Post by justjo on Dec 9, 2011 3:57:03 GMT -5
Where love rules, there is no will to power; and where power predominates, there love is lacking.
- Carl Jung
As we work our program we learn about powerlessness. We learn that we are powerless over much of what shapes our life except our own attitudes and behavior. When we forget this and try to control other people's behavior or feelings, we destroy our serenity and theirs. When we dig in our heals, certain that our ideas are best, each moment is filled with tension, and whatever joy and peace there might have been is dissipated.

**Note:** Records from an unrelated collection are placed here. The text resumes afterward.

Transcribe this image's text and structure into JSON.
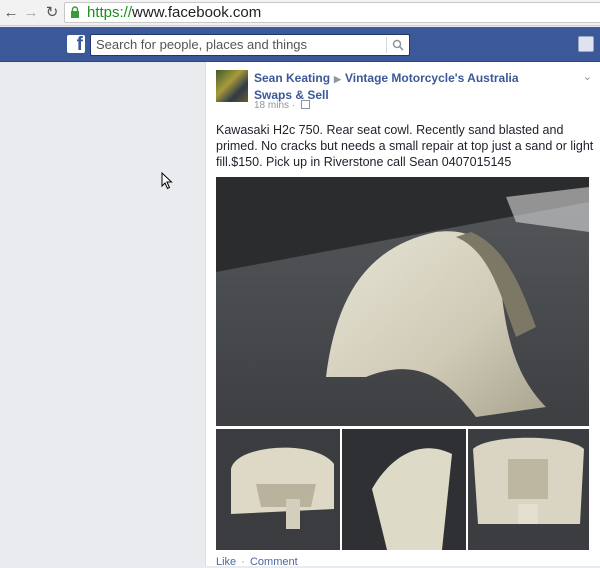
{
  "browser": {
    "url_scheme": "https://",
    "url_rest": "www.facebook.com"
  },
  "fb": {
    "logo": "f",
    "search_placeholder": "Search for people, places and things"
  },
  "post": {
    "author": "Sean Keating",
    "group": "Vintage Motorcycle's Australia Swaps & Sell",
    "time": "18 mins",
    "time_sep": "·",
    "text": "Kawasaki H2c 750. Rear seat cowl. Recently sand blasted and primed. No cracks but needs a small repair at top just a sand or light fill.$150. Pick up in Riverstone call Sean 0407015145",
    "actions": {
      "like": "Like",
      "sep": "·",
      "comment": "Comment"
    }
  },
  "colors": {
    "fb_blue": "#3b5998",
    "link": "#3b5998",
    "page_bg": "#e9ebee"
  },
  "icons": [
    "back-icon",
    "forward-icon",
    "reload-icon",
    "lock-icon",
    "facebook-logo",
    "search-icon",
    "privacy-icon",
    "chevron-down-icon",
    "mouse-cursor-icon"
  ]
}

Working our program has also taught us about acceptance and flexibility. When we bend a little and accept ourselves and others for who we are in the moment, joy and peace flourish. We become enriched and free to receive what God has to giveus through each situation or relationship.
All we need to know about living a life of peace and joy will be shown us.
I will relax and accept God's lesson about living peacefully and joyfully today.
This is today's reading from "In God's Care" by Karen Casey and Homer Pyle. It is my favorite meditation book and comes from Hazelden and is daily meditations on Spirituality in Recovery.
It spoke volumns to me, and it was only by substituting the word control, that I could come to an understanding of my powerlessness.
I had no concept of the word, and there was no way that you could tell me that I didn't have that power. It wasn't until I heard two things that the light went on. 1) If you have to control it, it is already out of control. 2) Control is an illusion. When I looked back at my life, I saw how many times I had tried to make my husband, son and dad, do what I thought they should do, especially about THEIR drinking. It didn't matter that I could outdrink them all, I didn't act like they did when I was drinking. I walked a straight line. I drove on my own side of the road, I didn't get pulled over. I had people say, "I have never seen you drunk yet." But how can I be sober, I DRANK! Most times more than they did. I had a friend who had two beers and was bombed. She was still walking around at 20 beers, and be no better or no worse than she was at 2. When I drank, it was how many did I have 20 or 22. I didn't like beer, so I am not an alcoholic. Yet you can't drink that much alcohol and be sober, but you couldn't convinc me.
Today I know, that when I surrender to my Higher Power, I am EMPOWERED to do what I need to do on a daily basis. He does not control me, He gives me freedom of choice. I get to choose if I want to listen to Him or do it my way.
Control is an illusion, every time I tried to control, I got hurt anyway. Seldom did it turn out the way I wanted or people did what I wanted them to do. If it did happen, it was certainly only for a short time, and people drifted back into old habits, or moved on to new things. As they say, this too shall pass, so in the moment it isn't right, according to me. Things work out or fails, do I take the credit or the blame.
As my sponsor told me, you are not responsible if your sponsees stay sober or goes back out and uses. You do not have that power. You are powerless over people, places and things.
My life is unmanageable, when managed by me. One day at a time, I will remember the A B Cs, I can't, God can, and just for today, I choose to let Him.